In October, the Centers for Medicare and Medicaid (CMS) issued its final rule on bundled payments for total joint replacement, Comprehensive Care for Joint Replacement (CJR). CJR is not the first bundled payment program out there; neither is it the first in total joint replacement. It is, however, the first bundled payment program that has mandatory participation. As such, it is the first real attempt at executing the principles behind value-based care, and there is every reason to believe that CJR will become the model for how value-based care principles are interpreted in mandatory bundled payment programs in other key healthcare areas, such as cardiology.
The new rule places financial responsibility for the cost and quality of total joint replacement (one of the fastest growing, most financially impactful procedures performed at hospitals) with the hospital. In annual reconciliation transactions between a hospital and CMS, actual cost incurred during the entire episode of care-including the time after the patient leaves the hospital to go to home care, Skilled Nursing Facilities, rehab centers, etc., is compared with targets established by CMS. In short: If the episode costs more than CMS’ target, the hospital has to pay money back to CMS.
The challenge for hospitals is that: a) They are typically not structured and governed according to principles of value-based care (fee-for-value); b) They need to establish control of the intra-operative episode to a degree they have not been used to; and c) They need to create systems of accountability and coordination with post-acute care providers, a completely new concept in healthcare. The hospital must make far-reaching and fundamental changes to be ready for CJR.
The trouble is that the rule takes effect April 1 this year. The American Academy of Orthopedic Surgeons (AAOS) and the American Hospital Association (AHA) have endorsed the principles behind bundled payment models in general and CJR in particular. However, they have also warned that hospitals are nowhere close to being ready for this. This is being confirmed by hospitals that I visit, where understanding of the WHAT (focusing on the value delivered in the episode of care, not the isolated service event) and the WHY (creating accountability and care focus) is widespread, but as to the HOW (what are we going to do to prepare ourselves), there is much confusion.
Many hospitals have started on-boarding consultants, acquiring advanced IT solutions and buying fancy dashboards to track performance-and there has been a recent proliferation of “bundled payment solutions” from the healthcare services industry. Hospitals are preparing to become more advanced from an information perspective, which is great.
But let’s face it: Change does not happen through the delivery of a report or access to data.

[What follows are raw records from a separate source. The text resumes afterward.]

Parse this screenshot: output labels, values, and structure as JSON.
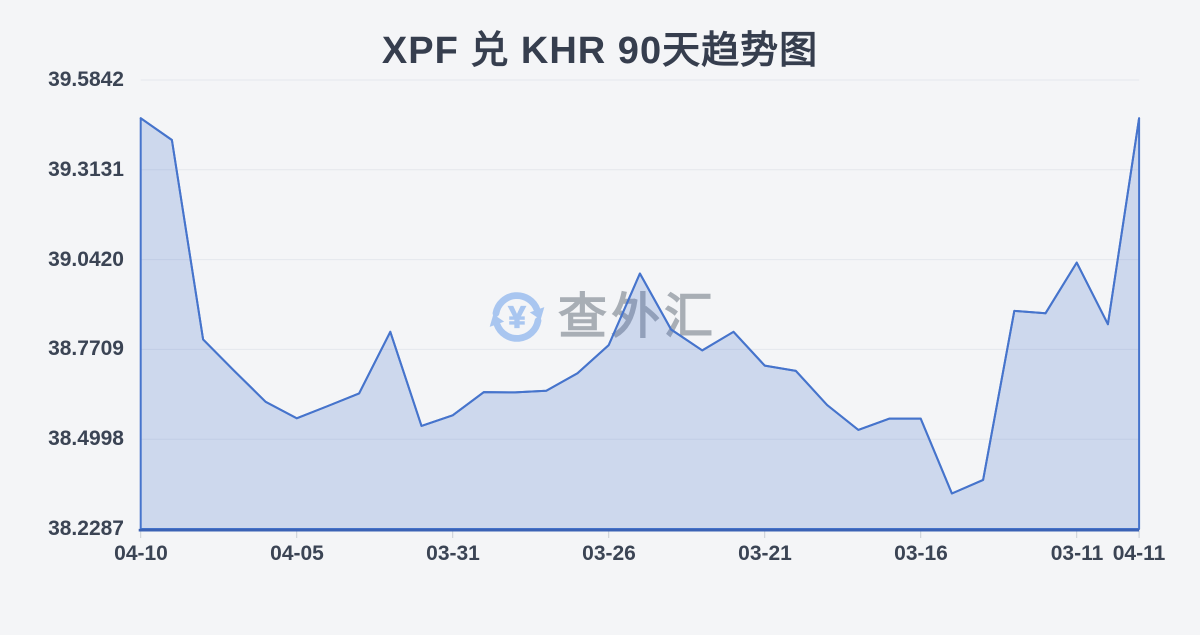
{
  "title": "XPF 兑 KHR 90天趋势图",
  "watermark": {
    "text": "查外汇",
    "icon": "currency-exchange-icon"
  },
  "colors": {
    "background": "#f4f5f7",
    "line": "#4674cc",
    "area_fill": "rgba(70,116,204,0.22)",
    "axis_line": "#3b62b5",
    "gridline": "#e4e7ec",
    "tick": "#c9ced6",
    "label_text": "#3b4454",
    "title_text": "#363e4e",
    "watermark_text": "rgba(106,114,128,0.55)",
    "watermark_icon": "#a9c6f0"
  },
  "chart_data": {
    "type": "area",
    "title": "XPF 兑 KHR 90天趋势图",
    "ylabel": "",
    "xlabel": "",
    "ylim": [
      38.2287,
      39.5842
    ],
    "grid": true,
    "y_ticks": [
      "39.5842",
      "39.3131",
      "39.0420",
      "38.7709",
      "38.4998",
      "38.2287"
    ],
    "x_ticks": [
      {
        "index": 0,
        "label": "04-10"
      },
      {
        "index": 5,
        "label": "04-05"
      },
      {
        "index": 10,
        "label": "03-31"
      },
      {
        "index": 15,
        "label": "03-26"
      },
      {
        "index": 20,
        "label": "03-21"
      },
      {
        "index": 25,
        "label": "03-16"
      },
      {
        "index": 30,
        "label": "03-11"
      },
      {
        "index": 32,
        "label": "04-11"
      }
    ],
    "values": [
      39.469,
      39.403,
      38.801,
      38.706,
      38.613,
      38.563,
      38.6,
      38.638,
      38.824,
      38.54,
      38.572,
      38.642,
      38.641,
      38.646,
      38.699,
      38.784,
      39.0,
      38.831,
      38.768,
      38.824,
      38.722,
      38.706,
      38.603,
      38.528,
      38.562,
      38.562,
      38.336,
      38.377,
      38.887,
      38.88,
      39.033,
      38.847,
      39.469
    ]
  }
}
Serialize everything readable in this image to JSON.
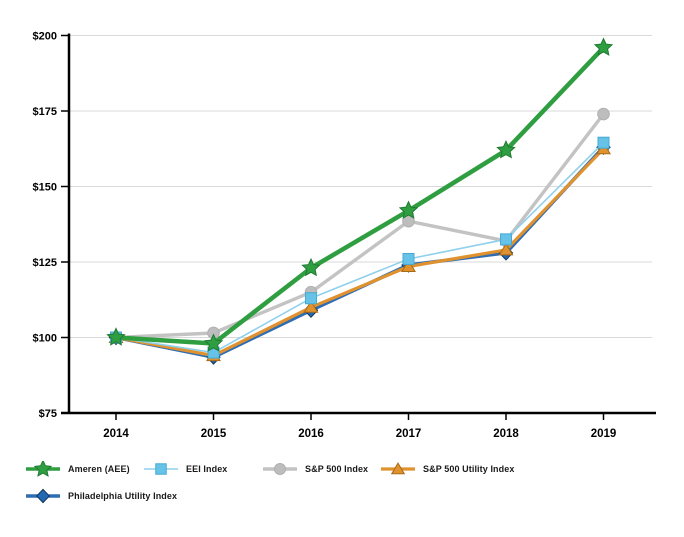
{
  "chart_data": {
    "type": "line",
    "title": "",
    "xlabel": "",
    "ylabel": "",
    "categories": [
      "2014",
      "2015",
      "2016",
      "2017",
      "2018",
      "2019"
    ],
    "y_ticks": [
      "$75",
      "$100",
      "$125",
      "$150",
      "$175",
      "$200"
    ],
    "ylim": [
      75,
      200
    ],
    "y_tick_step": 25,
    "grid": "horizontal",
    "gridline_color": "#d9d9d9",
    "axis_color": "#000000",
    "legend_position": "bottom-left",
    "draw_order": [
      2,
      4,
      3,
      1,
      0
    ],
    "series": [
      {
        "name": "Ameren (AEE)",
        "marker": "star",
        "color": "#2f9e41",
        "marker_color": "#2f9e41",
        "marker_stroke": "#1f7a33",
        "line_width": 4.5,
        "values": [
          100,
          98,
          123,
          142,
          162,
          196
        ]
      },
      {
        "name": "EEI Index",
        "marker": "square",
        "color": "#8fd0ec",
        "marker_color": "#66c2e7",
        "marker_stroke": "#46a9d4",
        "line_width": 1.6,
        "values": [
          100,
          95,
          113,
          126,
          132.5,
          164.5
        ]
      },
      {
        "name": "S&P 500 Index",
        "marker": "circle",
        "color": "#c3c3c3",
        "marker_color": "#bdbdbd",
        "marker_stroke": "#b0b0b0",
        "line_width": 3.4,
        "values": [
          100,
          101.5,
          115,
          138.5,
          132,
          174
        ]
      },
      {
        "name": "S&P 500 Utility Index",
        "marker": "triangle",
        "color": "#e0922f",
        "marker_color": "#e0922f",
        "marker_stroke": "#a86a15",
        "line_width": 3.2,
        "values": [
          100,
          94,
          110,
          123.5,
          129,
          162.5
        ]
      },
      {
        "name": "Philadelphia Utility Index",
        "marker": "diamond",
        "color": "#2e6db4",
        "marker_color": "#2268b2",
        "marker_stroke": "#16365c",
        "line_width": 3.6,
        "values": [
          100,
          93.5,
          109,
          124,
          128,
          163
        ]
      }
    ]
  }
}
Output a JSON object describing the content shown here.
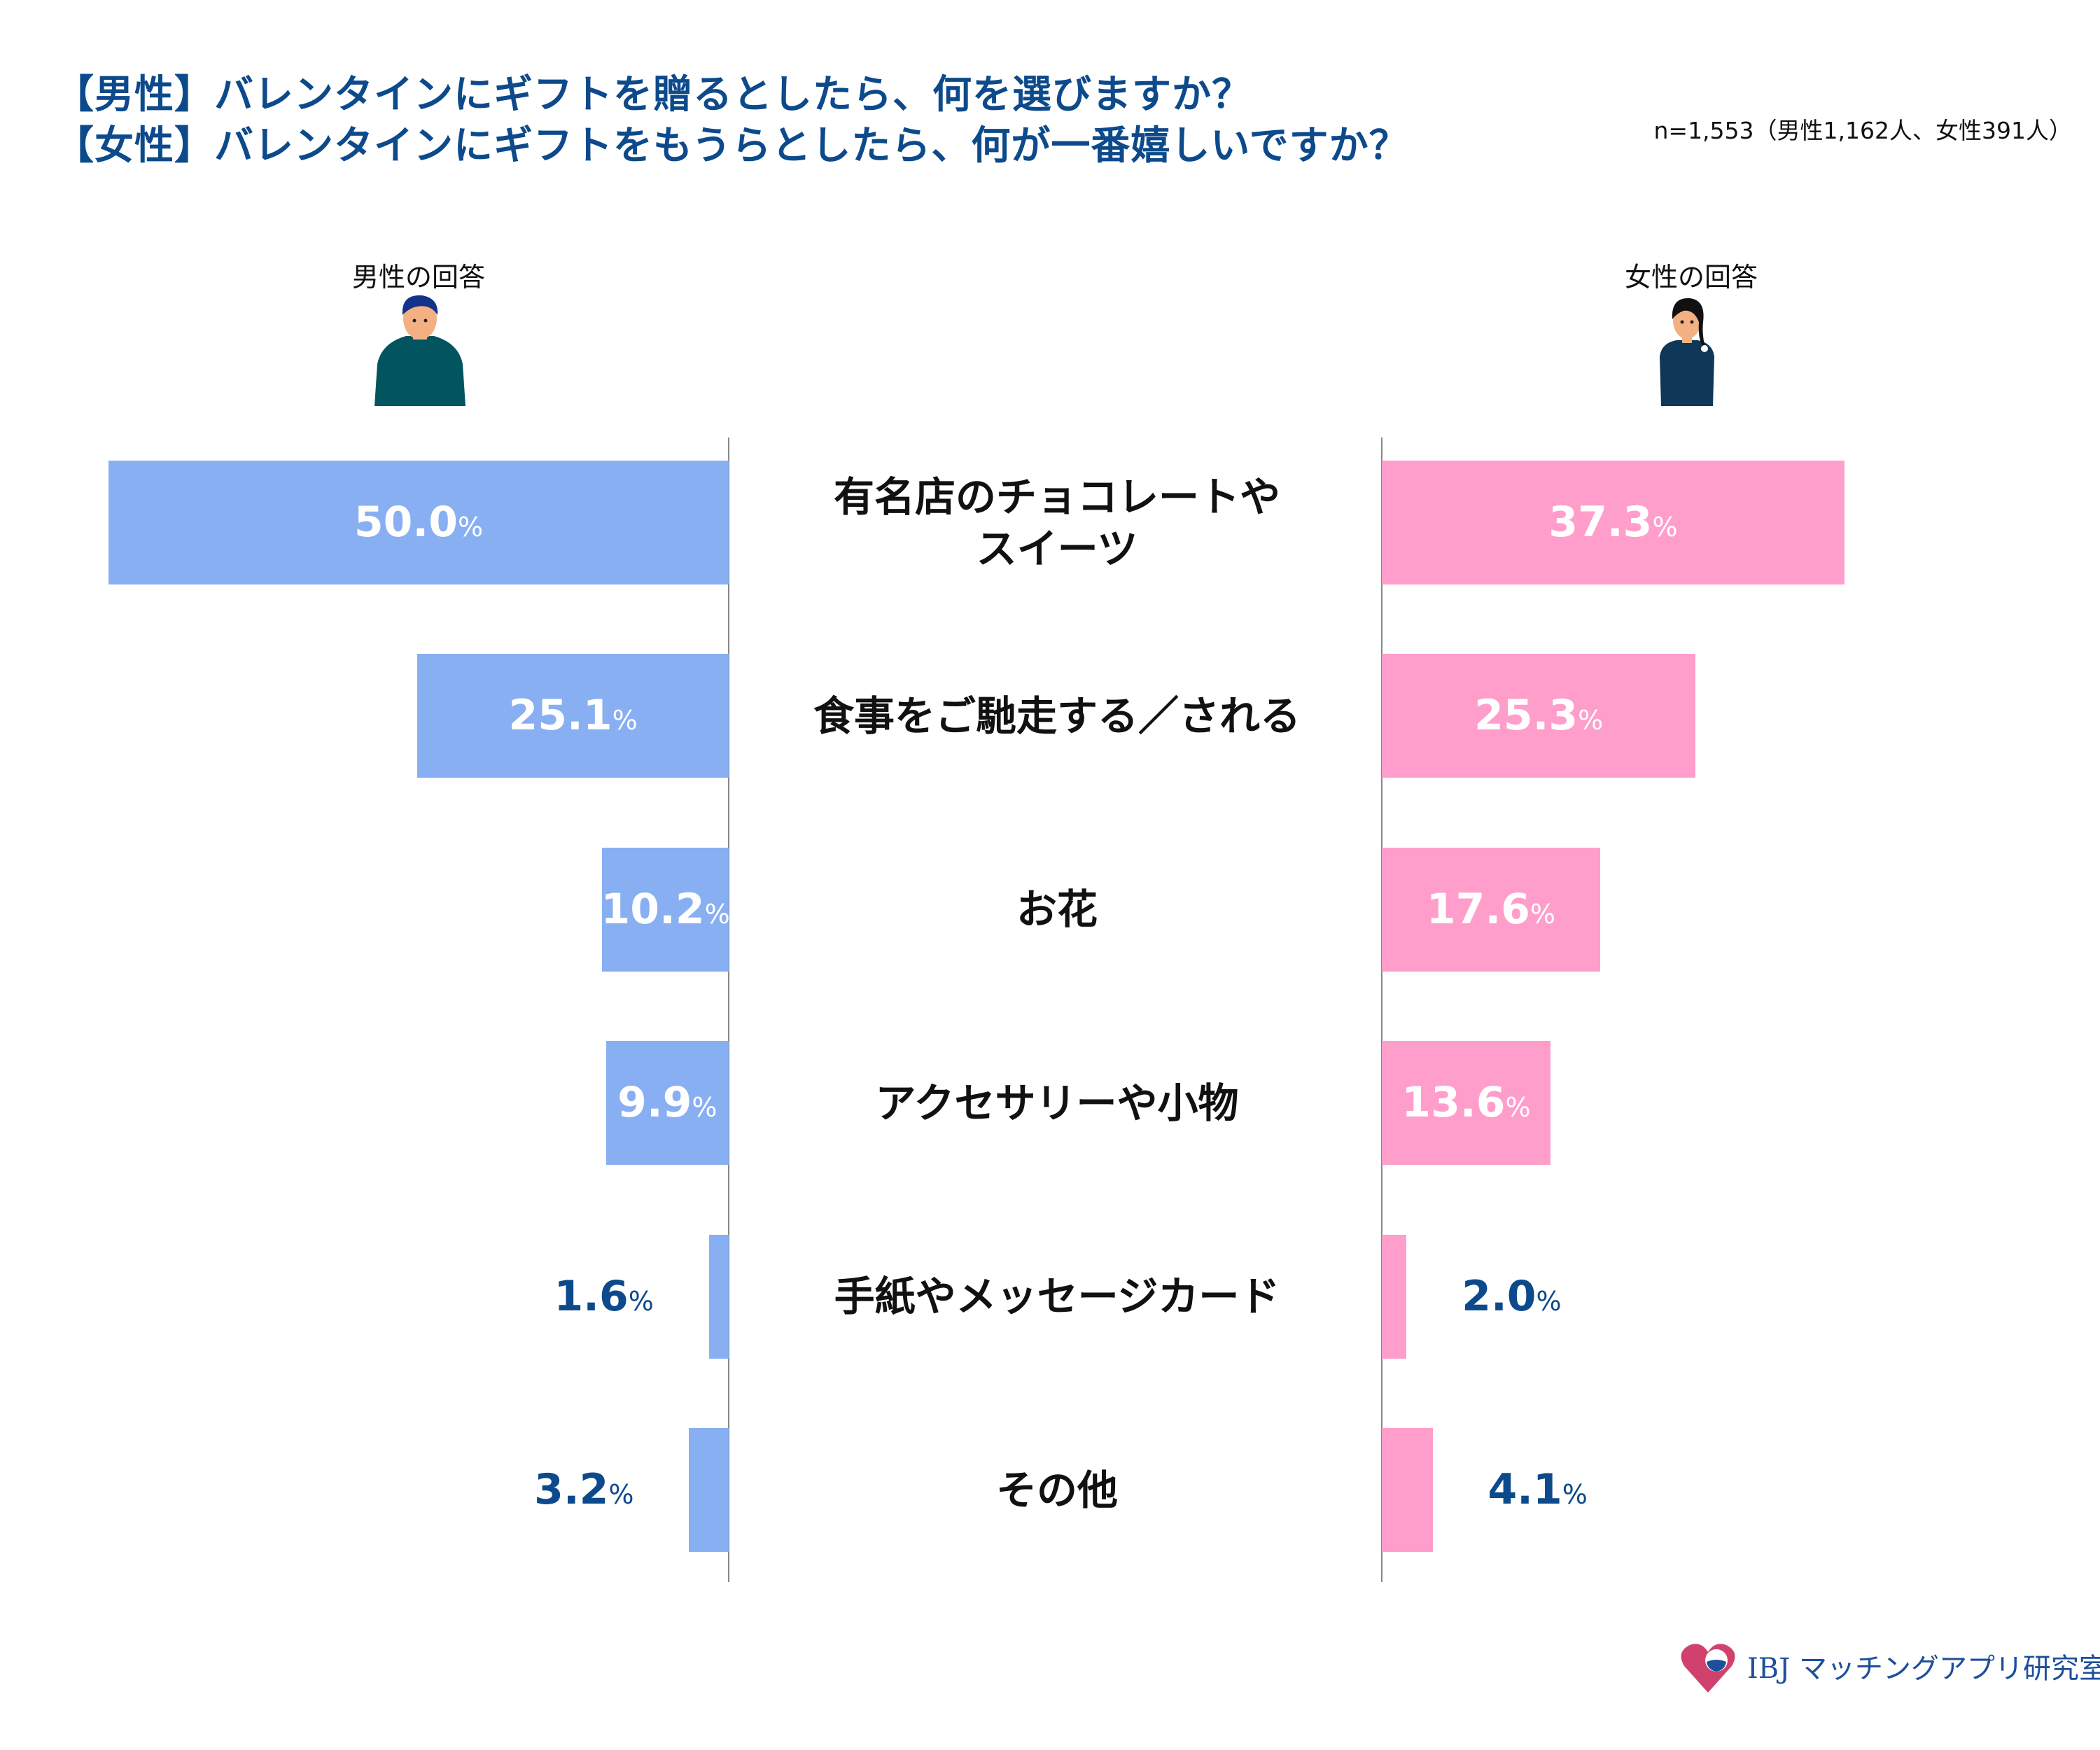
{
  "title_lines": [
    "【男性】バレンタインにギフトを贈るとしたら、何を選びますか？",
    "【女性】バレンタインにギフトをもうらとしたら、何が一番嬉しいですか？"
  ],
  "sample_note": "n=1,553（男性1,162人、女性391人）",
  "group_labels": {
    "male": "男性の回答",
    "female": "女性の回答"
  },
  "logo_text": "IBJ マッチングアプリ研究室",
  "colors": {
    "male": "#88aff2",
    "female": "#ff9ecb",
    "title": "#0d4a8c",
    "outside_label": "#0d4a8c"
  },
  "chart_data": {
    "type": "bar",
    "orientation": "horizontal-butterfly",
    "unit": "%",
    "categories": [
      "有名店のチョコレートや\nスイーツ",
      "食事をご馳走する／される",
      "お花",
      "アクセサリーや小物",
      "手紙やメッセージカード",
      "その他"
    ],
    "series": [
      {
        "name": "男性の回答",
        "values": [
          50.0,
          25.1,
          10.2,
          9.9,
          1.6,
          3.2
        ]
      },
      {
        "name": "女性の回答",
        "values": [
          37.3,
          25.3,
          17.6,
          13.6,
          2.0,
          4.1
        ]
      }
    ]
  }
}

These give answers to the question, “Where are we?”-sometimes even to the question, “Where should we go?” What is missing is the answer to the question, “How do I get there?” Simply put: In preparing for value-based care programs like CJR, what is lacking is a transition infrastructure: A system of clinical and administrative change processes that are integrated and operational, and capable of handling the fundamental nature of the changes required.
An appropriate transition infrastructure combines clinical and operational elements in a managed change process that accomplishes four things:
Internal stakeholders (surgeons, nurses, technicians and administrators) and external stakeholders (post-acute care organizations and others involved in the episode) must have shared goals for what needs to be accomplished during the episode of care, and they must all realize the need to start doing things differently. In healthcare, this is not a small challenge for the hospital.
Creating sustainable and substantial efficiencies in the hospital as well as beyond the hospital requires a combination of operational and clinical initiatives. We have found that placing specially trained surgical support staff in the OR and integrating these with process improvement programs is highly effective. Across the episode, process improvement programs need to be executed with a focus on change ownership.
Managing fundamental transition requires access to actionable data that allows service line leaders to track performance (clinical and financial) in real-time. There are plenty of dashboards out there to choose from. Make sure to select one that can be integrated with your process changes, and one that can cover the entire episode of care.
Change initiatives can produce great results in the short term and then fall off as human nature makes us go back to business as usual. We have found that embedding change agents in the clinical staff is effective to assure changes are sustained over time.
CJR is reality and hospitals have started preparing for it. The challenge however, is to put this transition infrastructure in place to create the systemic changes needed-in the little time that is left before CJR takes effect. Hospitals across the nation have started preparing, but they frequently find themselves facing a wall when it comes to executing and managing the necessary changes.